LOS JOMETES, Guatemala -- The University of South Dakota Department of Nursing has added a new international clinical experience opportunity that will allow nursing students to travel to Guatemala to provide health care services to rural, indigenous people.

Students will work with residents in and near Los Jometes, a small community in the middle region of the Central American nation, beginning in Fall 2016.

Kathy Magorian, USD’s Nursing Department academic director, said planned activities for nursing students include doing school screenings in rural villages, making referrals to primary care outpatient clinics and leading education sessions with local teachers. "The option to participate in a cultural immersion clinical experience on a global level while learning nursing skills will be an incredible opportunity for our students,” she said.

The clinic, organized by USD Nursing and the USD Center for Academic and Global Engagement, promotes a mission of the University of South Dakota for its students to become more aware of global cultures while receiving real-world experience in a specific field. USD student nurses will be working at the clinic for one week.

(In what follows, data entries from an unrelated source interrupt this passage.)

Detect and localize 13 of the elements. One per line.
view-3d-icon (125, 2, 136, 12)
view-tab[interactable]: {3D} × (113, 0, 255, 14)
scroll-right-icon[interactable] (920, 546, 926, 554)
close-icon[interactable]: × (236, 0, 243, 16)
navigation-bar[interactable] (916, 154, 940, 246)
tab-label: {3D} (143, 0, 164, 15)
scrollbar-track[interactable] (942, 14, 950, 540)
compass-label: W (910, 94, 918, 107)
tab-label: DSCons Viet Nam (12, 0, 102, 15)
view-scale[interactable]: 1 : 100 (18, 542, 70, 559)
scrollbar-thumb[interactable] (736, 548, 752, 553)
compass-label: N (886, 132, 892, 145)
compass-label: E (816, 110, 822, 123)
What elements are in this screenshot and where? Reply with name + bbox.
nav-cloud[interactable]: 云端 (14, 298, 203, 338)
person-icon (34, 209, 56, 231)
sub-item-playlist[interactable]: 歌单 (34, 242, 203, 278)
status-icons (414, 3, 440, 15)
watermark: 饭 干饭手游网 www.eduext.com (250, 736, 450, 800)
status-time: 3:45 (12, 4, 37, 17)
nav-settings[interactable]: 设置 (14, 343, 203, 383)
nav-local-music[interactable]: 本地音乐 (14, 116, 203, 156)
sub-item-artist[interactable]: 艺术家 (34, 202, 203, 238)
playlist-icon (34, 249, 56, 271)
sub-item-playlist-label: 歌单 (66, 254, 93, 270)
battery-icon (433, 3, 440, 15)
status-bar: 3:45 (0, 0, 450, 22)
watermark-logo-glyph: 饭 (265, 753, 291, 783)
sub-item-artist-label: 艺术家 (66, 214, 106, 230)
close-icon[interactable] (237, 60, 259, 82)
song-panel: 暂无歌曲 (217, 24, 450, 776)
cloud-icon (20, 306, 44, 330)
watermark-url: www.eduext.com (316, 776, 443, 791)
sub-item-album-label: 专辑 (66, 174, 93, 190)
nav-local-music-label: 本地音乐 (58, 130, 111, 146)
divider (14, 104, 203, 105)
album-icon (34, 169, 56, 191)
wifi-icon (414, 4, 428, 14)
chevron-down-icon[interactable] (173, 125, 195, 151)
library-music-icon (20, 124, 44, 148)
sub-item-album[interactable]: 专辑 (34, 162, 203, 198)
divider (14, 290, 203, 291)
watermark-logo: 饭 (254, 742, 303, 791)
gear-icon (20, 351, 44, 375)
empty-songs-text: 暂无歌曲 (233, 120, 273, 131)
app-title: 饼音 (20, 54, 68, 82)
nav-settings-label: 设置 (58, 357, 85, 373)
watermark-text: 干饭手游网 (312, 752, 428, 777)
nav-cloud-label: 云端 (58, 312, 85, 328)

“Through these international programs, our students learn that public health and access to health care are global concerns,” said Michael J. Lawler, dean and professor, USD School of Health Sciences.


USD’s School of Health Sciences is a national leader in interprofessional health sciences education. South Dakota’s comprehensive School of Health Sciences develops scholars, practitioners and leaders in health and human services, including addiction counselors, dental hygienists, health science practitioners, medical laboratory scientists, nurses, occupational therapists, physical therapists, physician assistants, public health practitioners and social workers.


Founded in 1862 and the first university in the Dakotas, the University of South Dakota is the only public liberal arts university in the state, with 205 undergraduate and 73 graduate programs in the College of Arts & Sciences, School of Education, School of Law, Sanford School of Medicine, School of Health Sciences, Beacom School of Business and College of Fine Arts. With an enrollment of nearly 10,000 students and more than 400 faculty, USD has a 17:1 student/faculty ratio, and it ranks among the best in academics and affordability. USD’s 17 athletic programs compete at the NCAA Division I level.